La mondialisation des échanges est une réalité que vivent nos entreprises au quotidien et à des degrés divers, de la multinationale à la PME. En 2017, les exportations de biens et de services ont représenté un peu plus de 29% du PIB, et les importations environ 31%. Ainsi notre performance économique est-elle exposée pour près de 60% au commerce international, contre seulement 40% en 1990.

Formulé par un contemporain d’Alexandre Dumas à l’époque d’une économie quasiment fermée et peu diversifiée, l’adage « quand le bâtiment va, tout va », apparaît suranné au regard du contexte actuel. Certes le bâtiment dispose encore d’une force d’entraînement intrinsèque liée à l’importance de ses recours à la sous-traitance, mais les perspectives des grands secteurs industriels et commerciaux dépendent plus de l’état du monde et des grands courants qui l’animent.

Fort de ce constat, établir une vision sectorielle de la France des entreprises pour les années 2018-2019 impose de considérer différents facteurs économiques tels que :

- le cycle de croissance tranquille, voire confortable pour certains pays, que traversent les grands partenaires commerciaux de la France (États Unis, Union européenne, Chine…) sans que soient observés de signes cliniques avant-coureurs d’un déséquilibre manifeste ou d’une surchauffe ; - une facture énergétique contenue avec des prix du pétrole qui, bien que tablant sur une augmentation graduelle, resteront somme toute encore bon marché au regard des niveaux atteints durant les années 2010-2014 ; - des commodités agricoles (céréales, soja, sucre, café, …) dont les indicateurs de prix ont touché leurs plus bas niveaux depuis 1991, traduisant l’existence de stocks abondants ; - des métaux non ferreux (cuivre, aluminium…) utilisés par différentes filières industrielles (bâtiment, électronique…) dont les cours en rebond spéculatif présentent des perspectives de correction à la baisse ; - des conditions de financement encore très favorables avec des taux d’intérêt réels qui, même dans la perspective d’une possible remontée, resteront à des niveaux historiquement faibles.
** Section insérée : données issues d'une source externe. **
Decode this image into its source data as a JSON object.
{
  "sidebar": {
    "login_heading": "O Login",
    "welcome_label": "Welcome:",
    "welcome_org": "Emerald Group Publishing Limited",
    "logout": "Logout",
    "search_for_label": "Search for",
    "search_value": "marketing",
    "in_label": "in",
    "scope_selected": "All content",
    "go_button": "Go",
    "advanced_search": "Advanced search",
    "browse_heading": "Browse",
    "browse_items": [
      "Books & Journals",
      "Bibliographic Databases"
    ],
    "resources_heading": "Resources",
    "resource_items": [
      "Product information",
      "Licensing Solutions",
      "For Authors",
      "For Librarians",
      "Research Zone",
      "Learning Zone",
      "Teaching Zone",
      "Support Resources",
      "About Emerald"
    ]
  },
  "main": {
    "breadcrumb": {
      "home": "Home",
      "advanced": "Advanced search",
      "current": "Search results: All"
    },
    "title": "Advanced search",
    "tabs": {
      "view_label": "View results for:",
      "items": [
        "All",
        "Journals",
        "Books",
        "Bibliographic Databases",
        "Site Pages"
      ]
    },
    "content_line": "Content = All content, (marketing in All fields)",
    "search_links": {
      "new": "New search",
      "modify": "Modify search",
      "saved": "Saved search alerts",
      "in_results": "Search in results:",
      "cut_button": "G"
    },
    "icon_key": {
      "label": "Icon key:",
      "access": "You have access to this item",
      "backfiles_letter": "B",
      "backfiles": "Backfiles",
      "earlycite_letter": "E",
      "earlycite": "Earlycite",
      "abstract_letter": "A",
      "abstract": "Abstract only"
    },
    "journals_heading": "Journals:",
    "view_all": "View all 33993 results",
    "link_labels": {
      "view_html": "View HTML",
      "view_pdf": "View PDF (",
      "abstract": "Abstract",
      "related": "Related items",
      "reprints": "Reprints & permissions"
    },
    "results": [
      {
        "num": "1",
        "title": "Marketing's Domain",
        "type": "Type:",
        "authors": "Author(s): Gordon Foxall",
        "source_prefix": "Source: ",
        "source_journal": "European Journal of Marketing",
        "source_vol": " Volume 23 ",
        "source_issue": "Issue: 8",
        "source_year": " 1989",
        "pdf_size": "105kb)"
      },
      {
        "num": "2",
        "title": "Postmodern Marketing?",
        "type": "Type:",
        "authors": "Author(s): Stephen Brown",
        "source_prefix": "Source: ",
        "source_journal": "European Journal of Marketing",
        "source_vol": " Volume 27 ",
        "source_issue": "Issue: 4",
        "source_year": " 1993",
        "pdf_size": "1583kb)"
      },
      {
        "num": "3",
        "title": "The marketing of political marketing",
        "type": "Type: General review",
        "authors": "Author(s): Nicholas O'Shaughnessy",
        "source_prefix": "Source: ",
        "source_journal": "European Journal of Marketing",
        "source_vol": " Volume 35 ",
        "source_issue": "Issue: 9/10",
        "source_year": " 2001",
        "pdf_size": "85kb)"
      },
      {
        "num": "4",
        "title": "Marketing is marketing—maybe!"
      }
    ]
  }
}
Au total, se dessine un cadre général plutôt favorable dans lequel les entreprises françaises vont pouvoir exercer leurs talents et générer de la croissance pour autant que ne se dresse pas le spectre du déficit de compétitivité face à une concurrence étrangère toujours plus dynamique.

Pour la période 2018-2019, les secteurs que nous avons considérés connaîtront des fortunes diverses.

À titre d’illustration, la production de la filière française aéronautique présente depuis plusieurs années des taux de croissance que lui envient de nombreux secteurs. Cette tendance ne devrait pas se démentir en 2018 et 2019. Ce secteur d’excellence bénéficie certes d’un contexte très favorable entretenu à l’ère du virtuel et de la dématérialisation par… l’accélération des déplacements des personnes. Toutefois, ce serait oublier un peu rapidement les efforts considérables et permanents de la filière en matière de recherche & développement qui entretiennent sa compétitivité.

Moins heureuse ces dernières années, la production de la filière française automobile a été confrontée à des mouvements de délocalisation et a souffert de plans pour les produits vulnérables. En l’absence de sorties de nouveaux modèles, l’année 2018 ne constituera pas une année mémorable. Toutefois, la perspective d’une réinvention de la filière à moyen terme afin de répondre aux changements de paradigme (évolution des usages) et de techniques (motorisation, automatisation) ouvre la voie d’une possible renaissance.

Enfin, après des années difficiles amorcées avec la crise financière de 2008, la filière française du bâtiment connaît une reprise depuis 2016. Ce mouvement se poursuivra en 2018 pour amorcer un ralentissement en 2019.

Au final, peut se poser la question de savoir si l’adage célèbre ne devrait pas se comprendre à rebours : « quand tout va, alors le bâtiment lui aussi va ».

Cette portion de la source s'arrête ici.